HOBART artist and University of Tasmania lecturer Neil Haddon has won this year’s $100,000 Hadley’s Art Prize for his depiction of British author H.G Wells cycling through a Tasmanian landscape.
The winning piece is a textural painting on contrasting surfaces, alluding to Wells’ novel ‘The War of the Worlds.’
The novel has particular meaning to Mr Haddon, who grew up in Surrey, England, where Wells found inspiration for his book.
Wells visited Australia in the 1930s, but never made it to Tasmania.
Mr Haddon’s has drawn on Mr Wells’ experiences in his piece, entitled ‘The Visit.’
“Wells was a keen cyclist,” Mr Haddon said.
“As he rode, he planned The War of the Worlds, imagining the extermination of the human race by aliens.
“Wells also alludes the attempted genocide of Aboriginal Tasmanians in the opening paragraphs of this book.”

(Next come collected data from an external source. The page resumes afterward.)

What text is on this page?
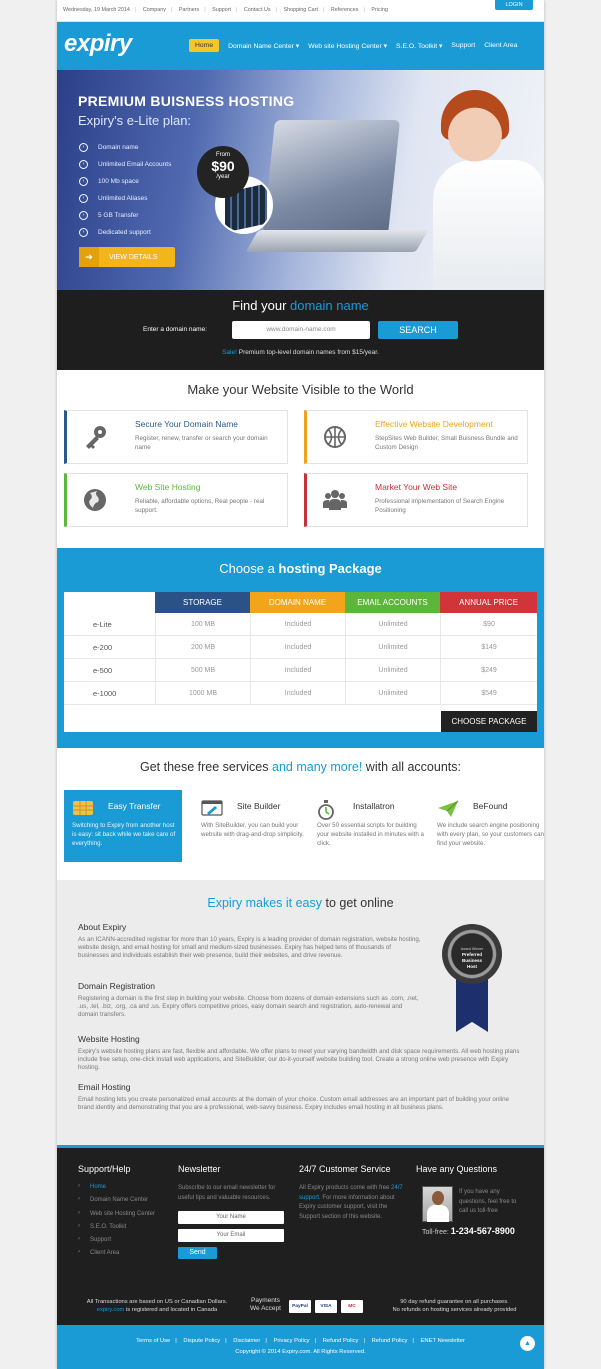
Wednesday, 19 March 2014 | Company | Partners | Support | Contact Us | Shopping Cart | References | Pricing
LOGIN
expiry	Home	Domain Name Center ▾ Web site Hosting Center ▾ S.E.O. Toolkit ▾ Support Client Area
PREMIUM BUISNESS HOSTING
Expiry's e-Lite plan:
›	Domain name
›	Unlimited Email Accounts
›	100 Mb space
›	Unlimited Aliases
›	5 GB Transfer
›	Dedicated support
From
$90
/year
➔	VIEW DETAILS
Find your domain name
Enter a domain name:	www.domain-name.com	SEARCH
Sale! Premium top-level domain names from $15/year.
Make your Website Visible to the World
Secure Your Domain Name
Register, renew, transfer or search your domain name
Effective Website Development
StepSites Web Builder, Small Buisness Bundle and Custom Design
Web Site Hosting
Reliable, affordable options, Real people - real support.
Market Your Web Site
Professional implementation of Search Engine Positioning
Choose a hosting Package
STORAGE	DOMAIN NAME	EMAIL ACCOUNTS	ANNUAL PRICE
e-Lite	100 MB	Included	Unlimited	$90
e-200	200 MB	Included	Unlimited	$149
e-500	500 MB	Included	Unlimited	$249
e-1000	1000 MB	Included	Unlimited	$549
CHOOSE PACKAGE
Get these free services and many more! with all accounts:
Easy Transfer
Switching to Expiry from another host is easy: sit back while we take care of everything.
Site Builder
With SiteBuilder, you can build your website with drag-and-drop simplicity.
Installatron
Over 50 essential scripts for building your website installed in minutes with a click.
BeFound
We include search engine positioning with every plan, so your customers can find your website.
Expiry makes it easy to get online
About Expiry

As an ICANN-accredited registrar for more than 10 years, Expiry is a leading provider of domain registration, website hosting, website design, and email hosting for small and medium-sized businesses. Expiry has helped tens of thousands of businesses and individuals establish their web presence, build their websites, and drive revenue.

Domain Registration

Registering a domain is the first step in building your website. Choose from dozens of domain extensions such as .com, .net, .us, .tel, .biz, .org, .ca and .us. Expiry offers competitive prices, easy domain search and registration, auto-renewal and domain transfers.

Website Hosting

Expiry's website hosting plans are fast, flexible and affordable. We offer plans to meet your varying bandwidth and disk space requirements. All web hosting plans include free setup, one-click install web applications, and SiteBuilder, our do-it-yourself website building tool. Create a strong online web presence with Expiry hosting.

Email Hosting

Email hosting lets you create personalized email accounts at the domain of your choice. Custom email addresses are an important part of building your online brand identity and demonstrating that you are a professional, web-savvy business. Expiry includes email hosting in all business plans.

Award Winner
Preferred
Business
Host
Support/Help
› Home
› Domain Name Center
› Web site Hosting Center
› S.E.O. Toolkit
› Support
› Client Area
Newsletter
Subscribe to our email newsletter for useful tips and valuable resources.
Your Name
Your Email
Send
24/7 Customer Service
All Expiry products come with free 24/7 support. For more information about Expiry customer support, visit the Support section of this website.
Have any Questions
If you have any questions, feel free to call us toll-free
Toll-free: 1-234-567-8900
All Transactions are based on US or Canadian Dollars.
expiry.com is registered and located in Canada
Payments
We Accept	PayPal	VISA	MC
90 day refund guarantee on all purchases.
No refunds on hosting services already provided
Terms of Use | Dispute Policy | Disclaimer | Privacy Policy | Refund Policy | Refund Policy | ENET Newsletter
Copyright © 2014 Expiry.com. All Rights Reserved.
▲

Now in its second year, the Hadley’s Art Prize attracted an unprecedented 640 entries – almost double the submissions from its inaugural year.

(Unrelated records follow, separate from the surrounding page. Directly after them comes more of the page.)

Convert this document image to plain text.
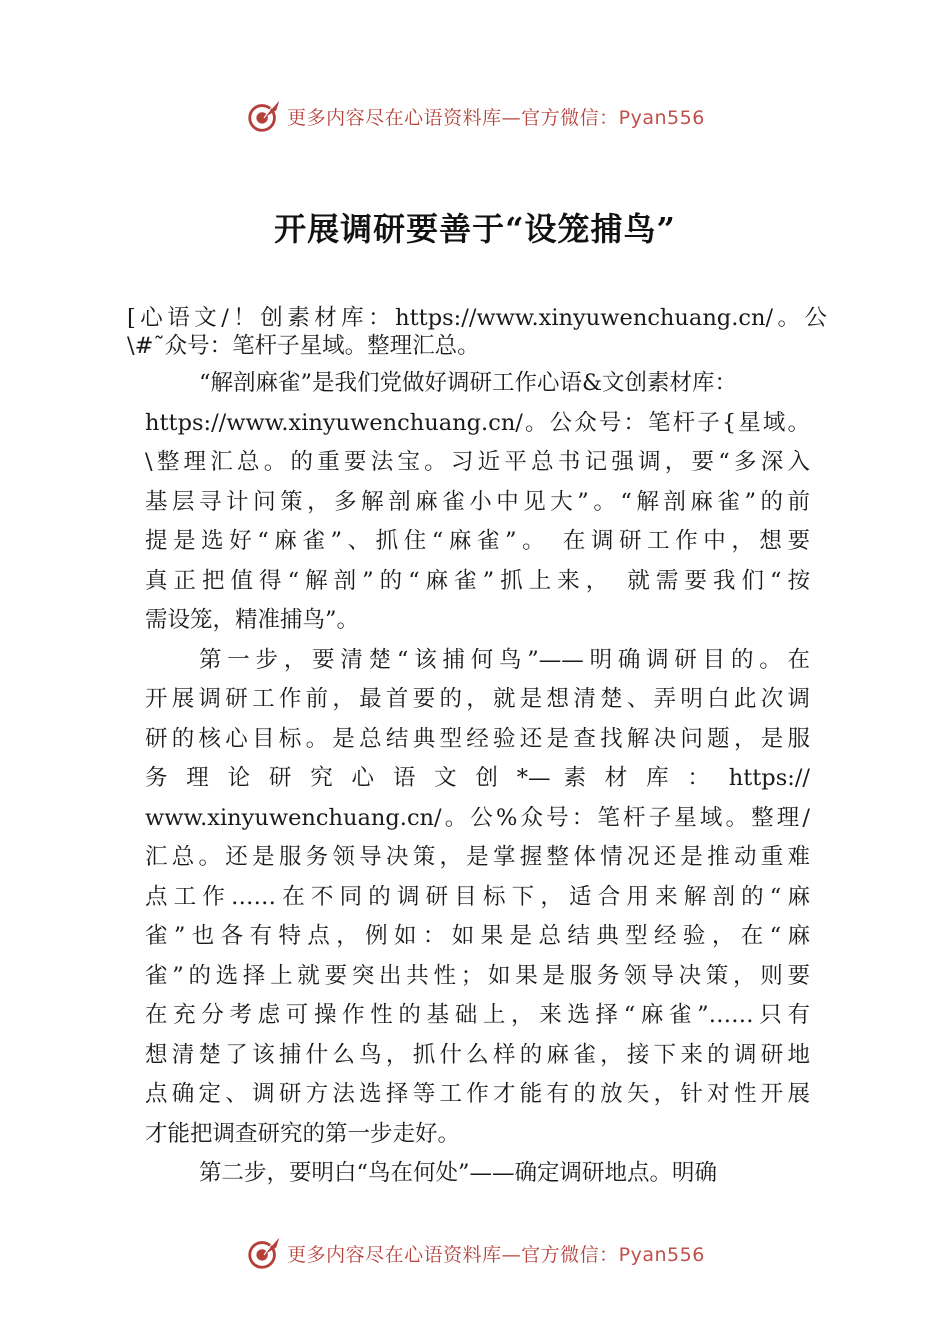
更多内容尽在心语资料库—官方微信：Pyan556
开展调研要善于“设笼捕鸟”
[心语文/！创素材库：https://www.xinyuwenchuang.cn/。公
\#˜众号：笔杆子星域。整理汇总。
“解剖麻雀”是我们党做好调研工作心语&文创素材库：
https://www.xinyuwenchuang.cn/。公众号：笔杆子{星域。
\整理汇总。的重要法宝。习近平总书记强调，要“多深入
基层寻计问策，多解剖麻雀小中见大”。“解剖麻雀”的前
提是选好“麻雀”、抓住“麻雀”。 在调研工作中，想要
真正把值得“解剖”的“麻雀”抓上来， 就需要我们“按
需设笼，精准捕鸟”。
第一步，要清楚“该捕何鸟”——明确调研目的。在
开展调研工作前，最首要的，就是想清楚、弄明白此次调
研的核心目标。是总结典型经验还是查找解决问题，是服
务 理 论 研 究 心 语 文 创 *— 素 材 库 ： https://
www.xinyuwenchuang.cn/。公%众号：笔杆子星域。整理/
汇总。还是服务领导决策，是掌握整体情况还是推动重难
点工作……在不同的调研目标下，适合用来解剖的“麻
雀”也各有特点，例如：如果是总结典型经验，在“麻
雀”的选择上就要突出共性；如果是服务领导决策，则要
在充分考虑可操作性的基础上，来选择“麻雀”……只有
想清楚了该捕什么鸟，抓什么样的麻雀，接下来的调研地
点确定、调研方法选择等工作才能有的放矢，针对性开展
才能把调查研究的第一步走好。
第二步，要明白“鸟在何处”——确定调研地点。明确
更多内容尽在心语资料库—官方微信：Pyan556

The award is believed to be the world’s most lucrative landscape art award.
Judge Jane Stewart, who is the principal curator at the Tasmanian Museum and Art Gallery, said despite long deliberations, the judges were united in their decision to award Haddon the prize.

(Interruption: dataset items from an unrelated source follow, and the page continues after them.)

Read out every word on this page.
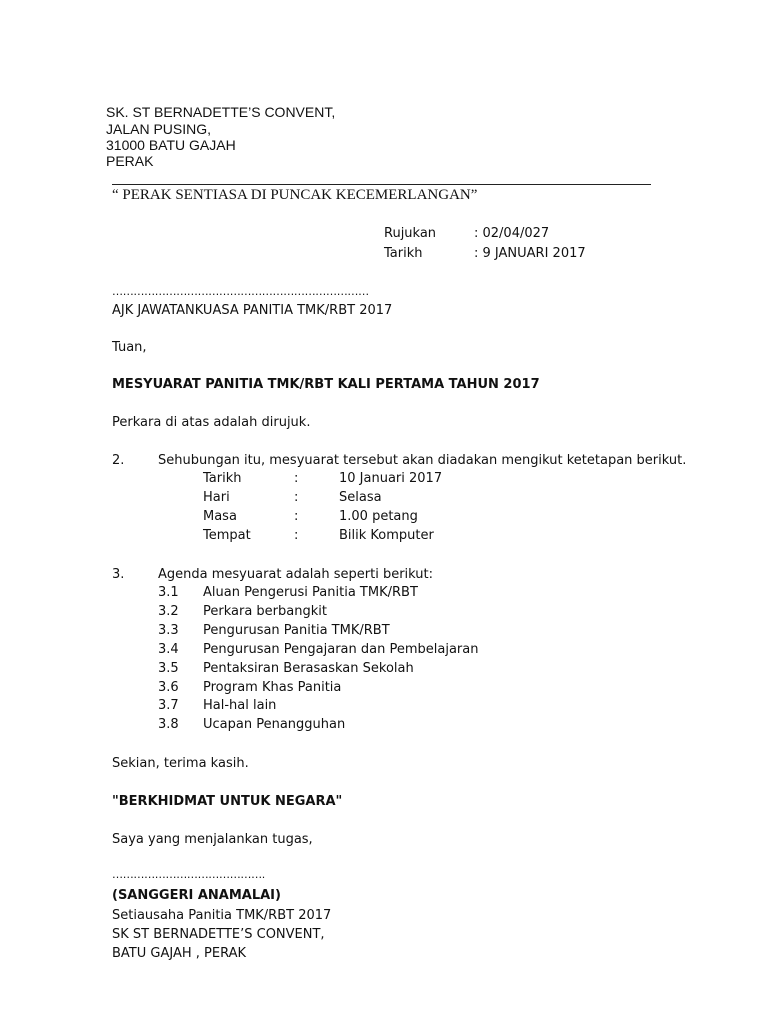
SK. ST BERNADETTE’S CONVENT,
JALAN PUSING,
31000 BATU GAJAH
PERAK
“ PERAK SENTIASA DI PUNCAK KECEMERLANGAN”
Rujukan	: 02/04/027
Tarikh	: 9 JANUARI 2017
………………………………………………………………
AJK JAWATANKUASA PANITIA TMK/RBT 2017
Tuan,
MESYUARAT PANITIA TMK/RBT KALI PERTAMA TAHUN 2017
Perkara di atas adalah dirujuk.
2.	Sehubungan itu, mesyuarat tersebut akan diadakan mengikut ketetapan berikut.
Tarikh	:	10 Januari 2017
Hari	:	Selasa
Masa	:	1.00 petang
Tempat	:	Bilik Komputer
3.	Agenda mesyuarat adalah seperti berikut:
3.1 Aluan Pengerusi Panitia TMK/RBT
3.2 Perkara berbangkit
3.3 Pengurusan Panitia TMK/RBT
3.4 Pengurusan Pengajaran dan Pembelajaran
3.5 Pentaksiran Berasaskan Sekolah
3.6 Program Khas Panitia
3.7 Hal-hal lain
3.8 Ucapan Penangguhan
Sekian, terima kasih.
"BERKHIDMAT UNTUK NEGARA"
Saya yang menjalankan tugas,
…………………………………….
(SANGGERI ANAMALAI)
Setiausaha Panitia TMK/RBT 2017
SK ST BERNADETTE’S CONVENT,
BATU GAJAH , PERAK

Fellow judge Clothilde Bullen said the work had many “intriguing elements.”
“The blue targets hover like eyes gazing at the audience, while simultaneously providing a portal into the landscape,” she said.
“The artist’s distinctive, refined technique indicates a point of resolution in his practice that is well worthy of this prize.”
The finalist’s exhibition, opening to the public soon, will be showcased in custom-designed gallery spaces that have been fully fitted to accommodate contemporary art, while respecting the heritage of Hadley’s Orient Hotel.
Caption: Artist Neil Haddon with his award-winning artwork ‘The Visit.’